CCSS Math: HSA.APR.D.6, HSA.APR.D

- [Instructor] This
polynomial division business is a little bit more fun than we expected. So let's keep going. So let's say that, I guess again, someone walks up to you in the street and says "What is x squared
plus one divided by x plus two." So pause this video and have a go at that. And I'll give you a
little bit of a warning. This one's a little bit more
involved than you might expect. All right, so there's two
ways to approach this. Either we can try to
re-express the numerator where it involves an x plus two somehow, or we could try to do
algebraic long division. So let me do the first way. So x squared plus one, it's not obvious that
you can factor it out. But can you write something
that has x plus two as a factor, and interestingly enough
has no first degree terms? 'Cause we don't want
some first degree weird first degree terms sitting up there. And the best thing that
I could think of is, constructing a different of
squares using x plus two. So we know that x plus two
times x minus two is equal to x squared minus four.
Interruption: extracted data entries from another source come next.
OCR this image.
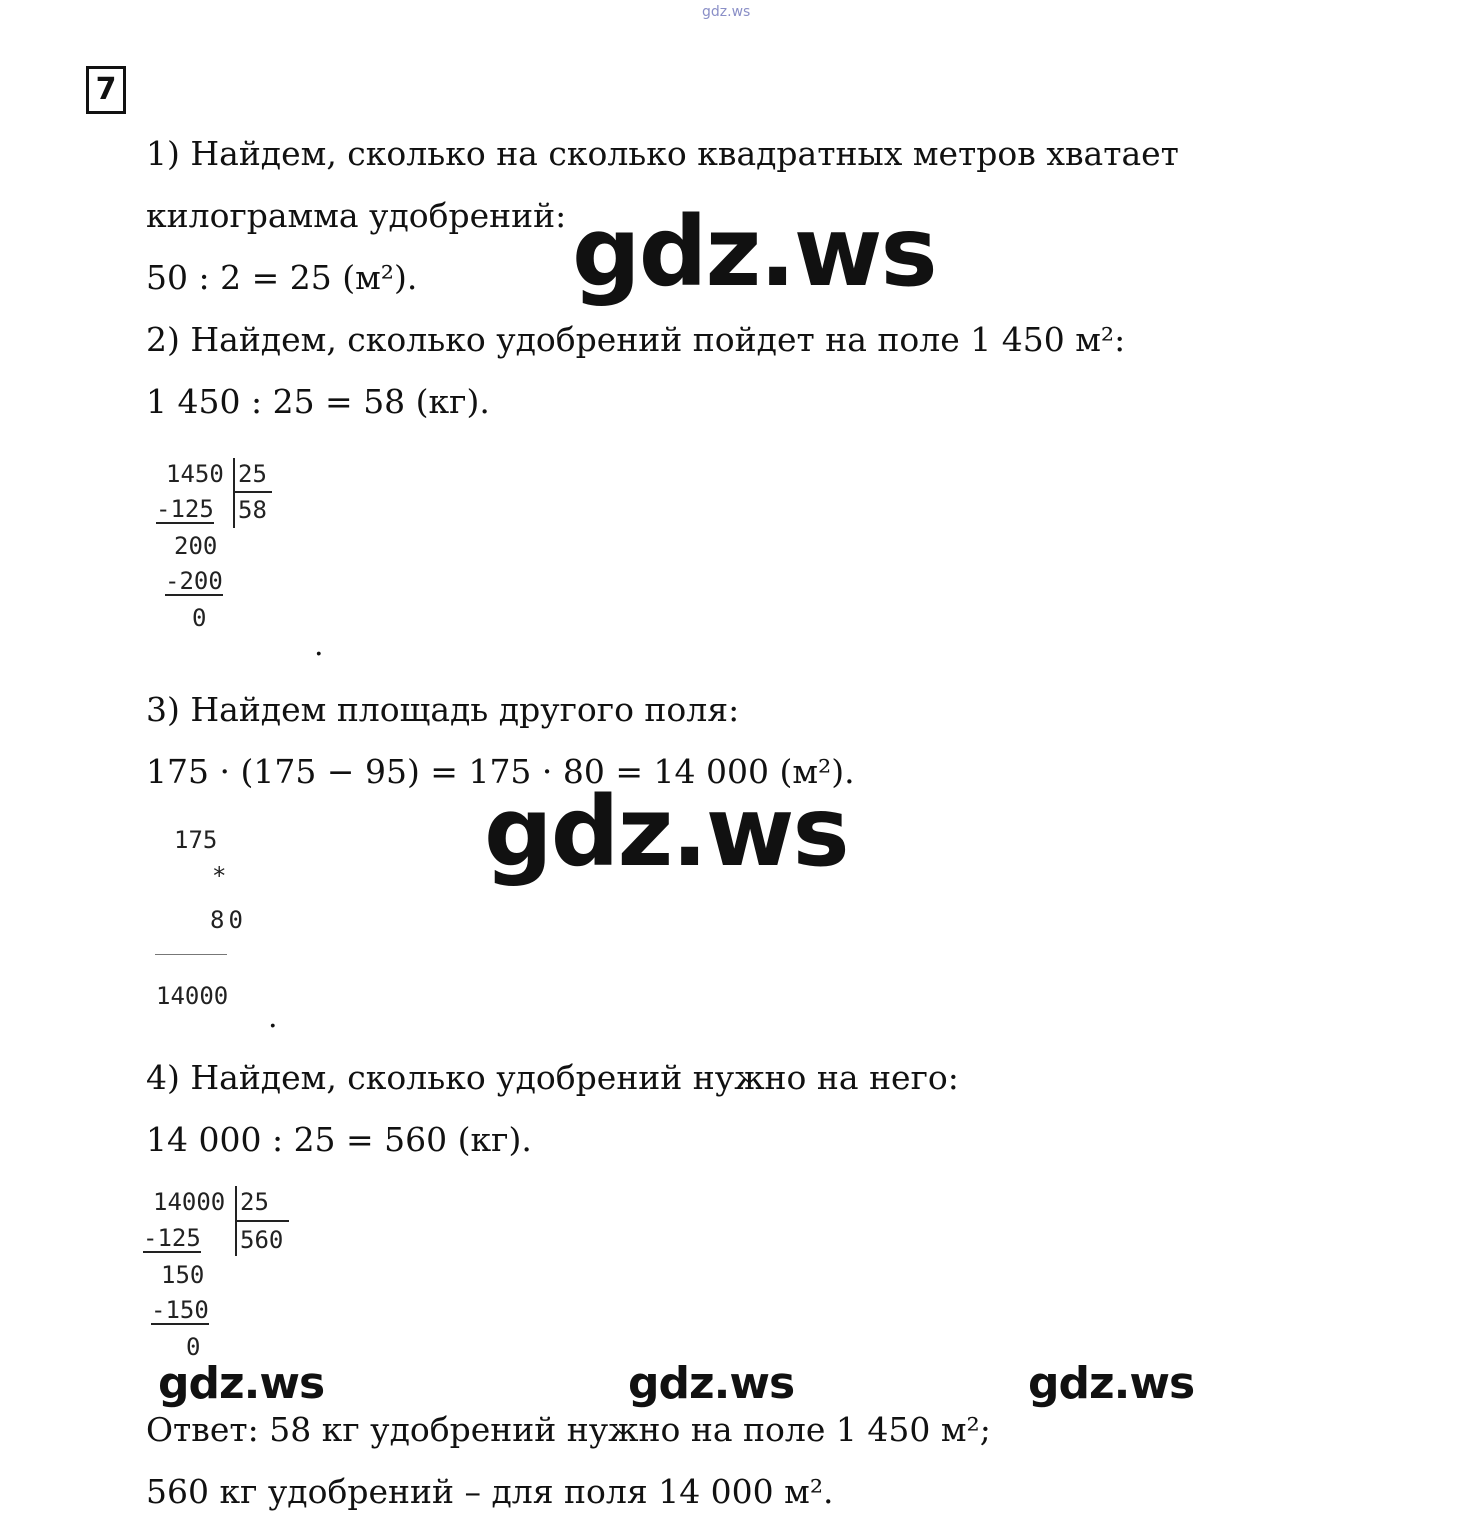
gdz.ws
7
1) Найдем, сколько на сколько квадратных метров хватает
килограмма удобрений:
50 : 2 = 25 (м²).
2) Найдем, сколько удобрений пойдет на поле 1 450 м²:
1 450 : 25 = 58 (кг).
1450 25
58
-125
200
-200
0
.
3) Найдем площадь другого поля:
175 · (175 − 95) = 175 · 80 = 14 000 (м²).
175
*
80
14000
.
4) Найдем, сколько удобрений нужно на него:
14 000 : 25 = 560 (кг).
14000 25
560
-125
150
-150
0
Ответ: 58 кг удобрений нужно на поле 1 450 м²;
560 кг удобрений – для поля 14 000 м².
gdz.ws
gdz.ws
gdz.ws	gdz.ws	gdz.ws
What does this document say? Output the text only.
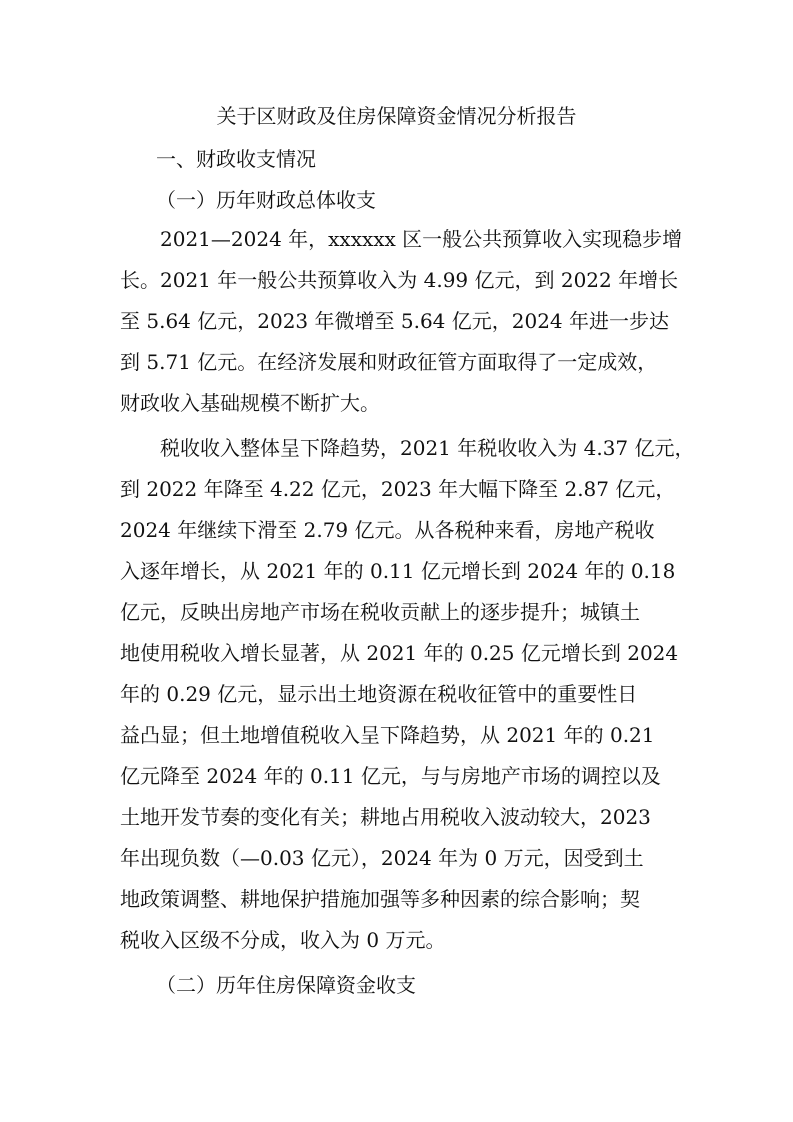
关于区财政及住房保障资金情况分析报告
一、财政收支情况
（一）历年财政总体收支
　　2021—2024 年，xxxxxx 区一般公共预算收入实现稳步增
长。2021 年一般公共预算收入为 4.99 亿元，到 2022 年增长
至 5.64 亿元，2023 年微增至 5.64 亿元，2024 年进一步达
到 5.71 亿元。在经济发展和财政征管方面取得了一定成效，
财政收入基础规模不断扩大。
　　税收收入整体呈下降趋势，2021 年税收收入为 4.37 亿元，
到 2022 年降至 4.22 亿元，2023 年大幅下降至 2.87 亿元，
2024 年继续下滑至 2.79 亿元。从各税种来看，房地产税收
入逐年增长，从 2021 年的 0.11 亿元增长到 2024 年的 0.18
亿元，反映出房地产市场在税收贡献上的逐步提升；城镇土
地使用税收入增长显著，从 2021 年的 0.25 亿元增长到 2024
年的 0.29 亿元，显示出土地资源在税收征管中的重要性日
益凸显；但土地增值税收入呈下降趋势，从 2021 年的 0.21
亿元降至 2024 年的 0.11 亿元，与与房地产市场的调控以及
土地开发节奏的变化有关；耕地占用税收入波动较大，2023
年出现负数（—0.03 亿元），2024 年为 0 万元，因受到土
地政策调整、耕地保护措施加强等多种因素的综合影响；契
税收入区级不分成，收入为 0 万元。
（二）历年住房保障资金收支
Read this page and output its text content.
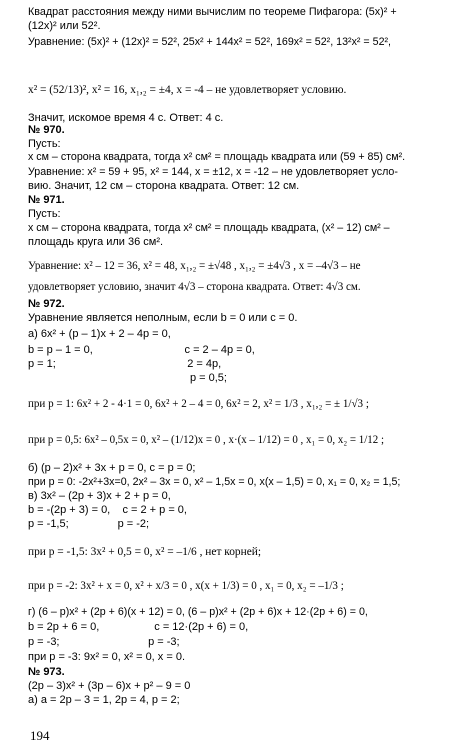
Квадрат расстояния между ними вычислим по теореме Пифагора: (5x)² +
(12x)² или 52².
Уравнение: (5x)² + (12x)² = 52², 25x² + 144x² = 52², 169x² = 52², 13²x² = 52²,
x² = (52/13)², x² = 16, x₁,₂ = ±4, x = -4 – не удовлетворяет условию.
Значит, искомое время 4 с. Ответ: 4 с.
№ 970.
Пусть:
x см – сторона квадрата, тогда x² см² = площадь квадрата или (59 + 85) см².
Уравнение: x² = 59 + 95, x² = 144, x = ±12, x = -12 – не удовлетворяет усло-
вию. Значит, 12 см – сторона квадрата. Ответ: 12 см.
№ 971.
Пусть:
x см – сторона квадрата, тогда x² см² = площадь квадрата, (x² – 12) см² –
площадь круга или 36 см².
Уравнение: x² – 12 = 36, x² = 48, x₁,₂ = ±√48 , x₁,₂ = ±4√3 , x = –4√3 – не
удовлетворяет условию, значит 4√3 – сторона квадрата. Ответ: 4√3 см.
№ 972.
Уравнение является неполным, если b = 0 или c = 0.
а) 6x² + (p – 1)x + 2 – 4p = 0,
b = p – 1 = 0,                              c = 2 – 4p = 0,
p = 1;                                           2 = 4p,
p = 0,5;
при p = 1: 6x² + 2 - 4·1 = 0, 6x² + 2 – 4 = 0, 6x² = 2, x² = 1/3 , x₁,₂ = ± 1/√3 ;
при p = 0,5: 6x² – 0,5x = 0, x² – (1/12)x = 0 , x·(x – 1/12) = 0 , x₁ = 0, x₂ = 1/12 ;
б) (p – 2)x² + 3x + p = 0, c = p = 0;
при p = 0: -2x²+3x=0, 2x² – 3x = 0, x² – 1,5x = 0, x(x – 1,5) = 0, x₁ = 0, x₂ = 1,5;
в) 3x² – (2p + 3)x + 2 + p = 0,
b = -(2p + 3) = 0,    c = 2 + p = 0,
p = -1,5;                p = -2;
при p = -1,5: 3x² + 0,5 = 0, x² = –1/6 , нет корней;
при p = -2: 3x² + x = 0, x² + x/3 = 0 , x(x + 1/3) = 0 , x₁ = 0, x₂ = –1/3 ;
г) (6 – p)x² + (2p + 6)(x + 12) = 0, (6 – p)x² + (2p + 6)x + 12·(2p + 6) = 0,
b = 2p + 6 = 0,                  c = 12·(2p + 6) = 0,
p = -3;                             p = -3;
при p = -3: 9x² = 0, x² = 0, x = 0.
№ 973.
(2p – 3)x² + (3p – 6)x + p² – 9 = 0
а) a = 2p – 3 = 1, 2p = 4, p = 2;
194
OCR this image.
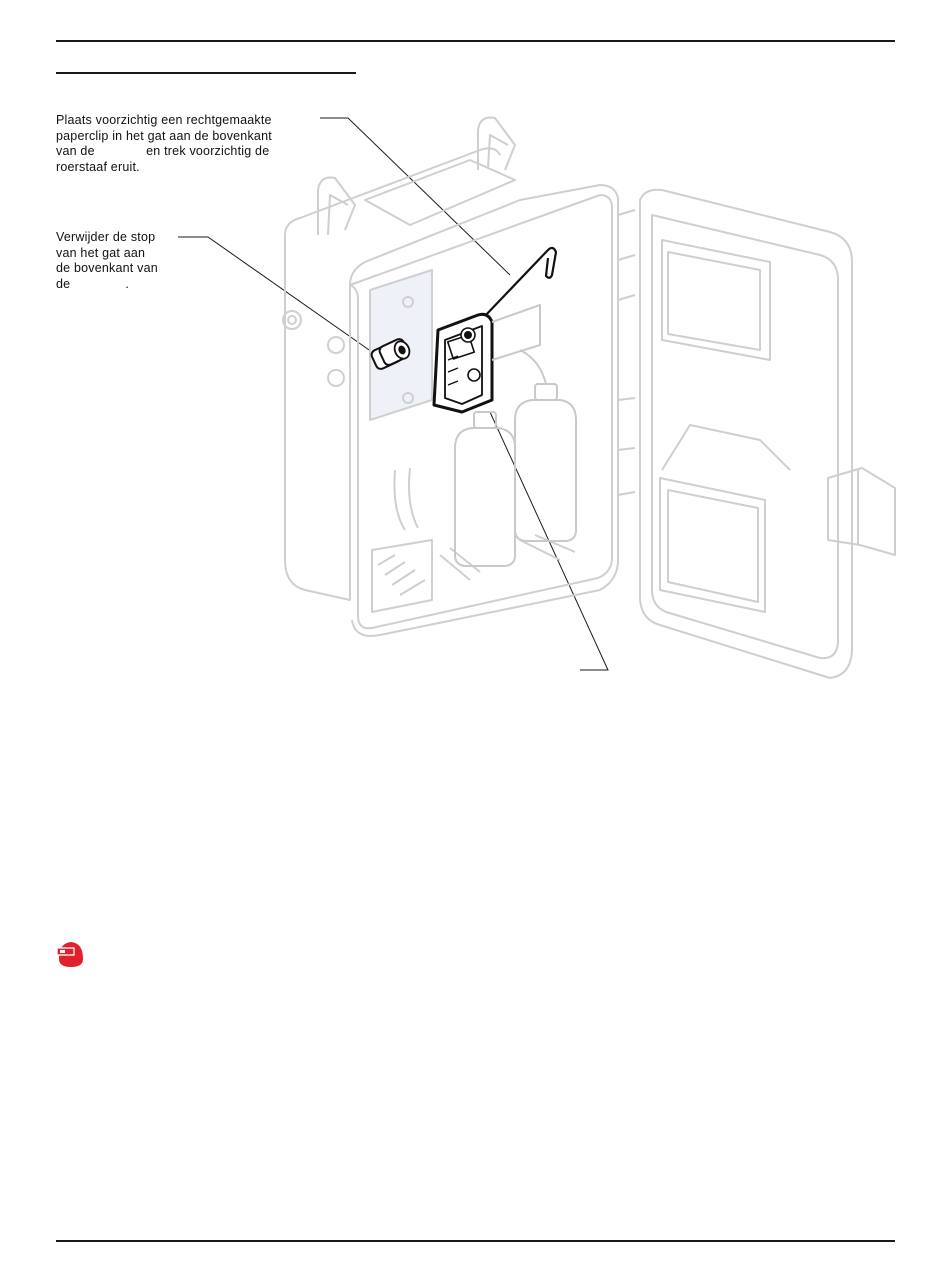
Plaats voorzichtig een rechtgemaakte
paperclip in het gat aan de bovenkant
van de              en trek voorzichtig de
roerstaaf eruit.

Verwijder de stop
van het gat aan
de bovenkant van
de               .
So what is we were to write
x squared minus four up here, and then we would just have to
add five to get to plus one. So what if we were to
write x squared minus four and then we write plus five. This expression and that
expression up there, those are completely equivalent. But why did I do that? Well, now I can write
x squared minus four as x plus two times x minus two. And so then I could rewrite
this entire expression as x plus two times x
minus two, all of that over x plus two plus five,
plus five over x plus two. And now as long as x does
not equal negative two, then we could divide the
numerator and the denominator by x plus two. And then we would be left
with x minus two plus five over x plus two, and I'll
put that little constraint, if I wanna say that this
expression is the same as that first expression, for x does not equal, for x not equaling negative two. And so here, we'd say "Hey!
X squared plus one divided by x plus two is x minus two,"
and then we have a remainder of five, remainder of five. Now let's do the same question,
or try to rewrite this using algebraic long division. We'll see that this is actually a little bit more straightforward. So we are going to divide
x plus two into x squared plus one. Now when I write things out I
like to be very careful with my, I guess you could say,
with my different places for the different degrees. So x squared plus one
has no first degree term, so I'm gonna write the one out here. So second degree, no first
degree term, and then we have a one, which is a zero degree term, or constant term. And so, we do the same
drill, how many times does x go into x squared. We're just looking at the
highest degree terms here. X goes into x squared x
times, that's first degree so I put it in the first degree column. X times two is two x. X times x is x squared. And now we wanna subtract. And so what is this gonna be equal to? We know the x squared's cancel out. And then I'm gonna be
subtracting negative two x from, you could do this
as plus zero x up here plus one, and so you're
left with negative two x. And then we bring down that one plus one. X goes into negative two
x, negative two times. Put that in the constant column. Negative two times two is negative four. And then negative two
times x is negative two x. Now we have to be very
careful here because we want to subtract the negative
two x minus four from the negative two x plus one. We could view it as this
or we could just distribute the negative sign. And then this will be
positive two x plus four. And then, the two x's, the two x and the negative two x cancels out. One plus four is five and
there's no obvious way of dividing x plus two
into five so we would call that the remainder,
exactly what we had before. When we divided with
algebraic long division, we got x minus two, x minus
two with a remainder of five.